CHARLESTON, S.C. (AP) -- Deepening the Charleston Harbor shipping channel was placed on the national agenda Monday when President Barack Obama asked for $3.5 million in his 2013 budget to continue work on a $20 million study of the project.
The development was praised by Republicans and Democrats alike in a state where the proposed $300 million deepening of the channel is a top priority. Officials say the channel needs to be 50 feet deeper to handle larger container ships that will call when the Panama Canal is deepened in 2014.
"This is critically important to our port, to Charleston, to this region, the state of South Carolina and really this part of our country," said Mayor Joseph P. Riley Jr. He met with the president in January of last year, with officials of the Office of Management and the Budget last summer, and again with Obama last month.
The mayor appeared with Jim Newsome, the president and CEO of the South Carolina State Ports Authority, on a wind-swept pier Monday to discuss the development.
"There is absolutely no more important thing that could happen than what happened today," Newsome said. "The Obama administration was very willing to listen to us and listen to our arguments as to why this is important."
Both credited U.S. Rep. Jim Clyburn, D-S.C., and U.S. Sen. Lindsey Graham, a Republican, for their work.
"The president's budget has recognized the Port of Charleston study is important," Graham said. "This is good news for 2013, but we have a long way to go."
The president is asking for the money to continue the study during the federal fiscal year that begins Oct. 1.
A year ago, the president's budget ignored Charleston. It left lawmakers scrambling to come up with the federal share of the money to study harbor deepening that local ports officials call their top priority. A bipartisan group of lawmakers created an account in a federal appropriations bill and Graham announced last week that $2.5 million was being made available to continue the study this year.
Graham said the president's budget "as a whole is going nowhere in the Senate. It's more of a political document. But we need to be appreciative that the Obama Administration including $3.5 million in the budget."
The budget will make it easier to get the money, he added.
"I'm on the Appropriations Committee. It allows me to appropriate money for the study without it being considered an earmark," Graham said.
Clyburn called putting the money in the budget "great news great news for Charleston and our state's economy" and thanked the president.

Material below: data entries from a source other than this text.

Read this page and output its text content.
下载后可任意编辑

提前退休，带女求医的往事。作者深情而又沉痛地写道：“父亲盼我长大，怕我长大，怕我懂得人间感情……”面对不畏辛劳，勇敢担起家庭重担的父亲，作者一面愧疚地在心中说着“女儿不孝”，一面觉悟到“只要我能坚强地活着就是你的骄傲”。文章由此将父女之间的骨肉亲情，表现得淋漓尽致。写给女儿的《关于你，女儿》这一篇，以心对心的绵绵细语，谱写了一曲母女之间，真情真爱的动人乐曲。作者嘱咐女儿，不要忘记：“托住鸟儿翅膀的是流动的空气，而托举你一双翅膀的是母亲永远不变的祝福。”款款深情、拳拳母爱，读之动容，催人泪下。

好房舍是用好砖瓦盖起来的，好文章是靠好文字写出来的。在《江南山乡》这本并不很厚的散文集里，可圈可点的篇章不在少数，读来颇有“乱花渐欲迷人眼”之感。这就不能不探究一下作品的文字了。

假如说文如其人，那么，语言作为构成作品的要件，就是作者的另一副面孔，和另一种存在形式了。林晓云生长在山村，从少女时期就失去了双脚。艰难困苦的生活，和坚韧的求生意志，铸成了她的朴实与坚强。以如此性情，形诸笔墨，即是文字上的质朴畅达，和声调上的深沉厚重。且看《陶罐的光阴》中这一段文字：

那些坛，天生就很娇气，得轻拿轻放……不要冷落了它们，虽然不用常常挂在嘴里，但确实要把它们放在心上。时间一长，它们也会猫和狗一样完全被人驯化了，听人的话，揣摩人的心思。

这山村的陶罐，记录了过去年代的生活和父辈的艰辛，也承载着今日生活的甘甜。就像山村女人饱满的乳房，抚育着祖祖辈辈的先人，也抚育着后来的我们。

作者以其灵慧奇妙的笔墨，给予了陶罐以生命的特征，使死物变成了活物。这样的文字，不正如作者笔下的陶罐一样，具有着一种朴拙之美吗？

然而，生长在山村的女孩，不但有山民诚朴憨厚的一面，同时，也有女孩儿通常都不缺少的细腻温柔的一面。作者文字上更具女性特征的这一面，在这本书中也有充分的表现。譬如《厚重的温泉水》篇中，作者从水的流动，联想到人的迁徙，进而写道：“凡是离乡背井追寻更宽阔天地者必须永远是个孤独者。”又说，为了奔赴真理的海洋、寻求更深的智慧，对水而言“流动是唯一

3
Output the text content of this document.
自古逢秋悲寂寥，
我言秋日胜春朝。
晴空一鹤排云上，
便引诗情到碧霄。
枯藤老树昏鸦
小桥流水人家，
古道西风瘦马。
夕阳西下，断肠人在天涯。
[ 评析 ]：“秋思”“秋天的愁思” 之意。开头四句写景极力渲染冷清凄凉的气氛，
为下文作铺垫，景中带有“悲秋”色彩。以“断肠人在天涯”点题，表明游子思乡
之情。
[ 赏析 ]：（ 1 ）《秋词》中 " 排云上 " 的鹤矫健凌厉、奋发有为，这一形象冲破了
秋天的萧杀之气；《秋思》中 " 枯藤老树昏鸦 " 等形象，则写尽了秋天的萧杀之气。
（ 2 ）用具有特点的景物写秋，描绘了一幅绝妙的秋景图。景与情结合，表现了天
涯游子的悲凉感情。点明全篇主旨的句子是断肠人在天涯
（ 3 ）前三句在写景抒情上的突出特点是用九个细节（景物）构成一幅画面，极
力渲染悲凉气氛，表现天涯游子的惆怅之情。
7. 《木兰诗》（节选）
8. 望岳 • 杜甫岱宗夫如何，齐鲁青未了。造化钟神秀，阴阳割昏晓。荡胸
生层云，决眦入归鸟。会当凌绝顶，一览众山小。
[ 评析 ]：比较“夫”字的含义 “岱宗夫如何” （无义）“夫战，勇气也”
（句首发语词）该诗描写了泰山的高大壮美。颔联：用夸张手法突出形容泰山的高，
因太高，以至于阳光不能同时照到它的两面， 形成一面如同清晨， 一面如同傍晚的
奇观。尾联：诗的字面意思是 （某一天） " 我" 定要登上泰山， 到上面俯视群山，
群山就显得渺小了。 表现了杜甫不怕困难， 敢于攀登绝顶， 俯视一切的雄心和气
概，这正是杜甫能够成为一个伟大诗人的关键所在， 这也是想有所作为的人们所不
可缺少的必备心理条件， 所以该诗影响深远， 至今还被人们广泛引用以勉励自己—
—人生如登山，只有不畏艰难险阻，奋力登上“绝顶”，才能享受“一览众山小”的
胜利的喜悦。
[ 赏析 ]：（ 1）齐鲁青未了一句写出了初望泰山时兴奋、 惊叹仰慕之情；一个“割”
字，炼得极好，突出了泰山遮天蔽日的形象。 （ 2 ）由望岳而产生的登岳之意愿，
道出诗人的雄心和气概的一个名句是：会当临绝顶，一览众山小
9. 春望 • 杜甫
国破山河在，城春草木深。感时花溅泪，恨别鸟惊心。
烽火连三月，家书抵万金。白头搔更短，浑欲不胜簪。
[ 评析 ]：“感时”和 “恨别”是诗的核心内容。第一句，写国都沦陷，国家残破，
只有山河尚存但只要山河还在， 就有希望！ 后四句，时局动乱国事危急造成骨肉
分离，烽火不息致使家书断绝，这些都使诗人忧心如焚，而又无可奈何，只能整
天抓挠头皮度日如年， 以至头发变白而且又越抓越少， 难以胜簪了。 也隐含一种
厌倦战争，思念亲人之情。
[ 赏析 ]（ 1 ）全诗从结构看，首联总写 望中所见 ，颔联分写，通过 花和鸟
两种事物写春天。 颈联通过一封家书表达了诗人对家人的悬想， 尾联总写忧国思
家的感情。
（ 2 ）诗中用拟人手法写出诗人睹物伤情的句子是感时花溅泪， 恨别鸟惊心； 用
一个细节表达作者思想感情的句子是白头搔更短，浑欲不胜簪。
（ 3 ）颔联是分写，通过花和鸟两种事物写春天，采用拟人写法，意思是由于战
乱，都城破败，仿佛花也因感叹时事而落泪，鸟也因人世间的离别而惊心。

"We're extremely overjoyed," said Lt. Col. Ed Chamberlayne, the district engineer for the Charleston District of the Army Corps of Engineers which is doing the harbor study. He said if Congress appropriates the $3.5 million, 75 percent of the money for the study will be in hand.
"This allows us to move aggressively on our schedule and streamline where we can," he said. The corps is in the first year of its study, which the agency has said could take five to eight years.
Right now, Chamberlayne said the estimate is closer to five and, if everything continues to go well "we could beat that estimate but right now we're still in year one."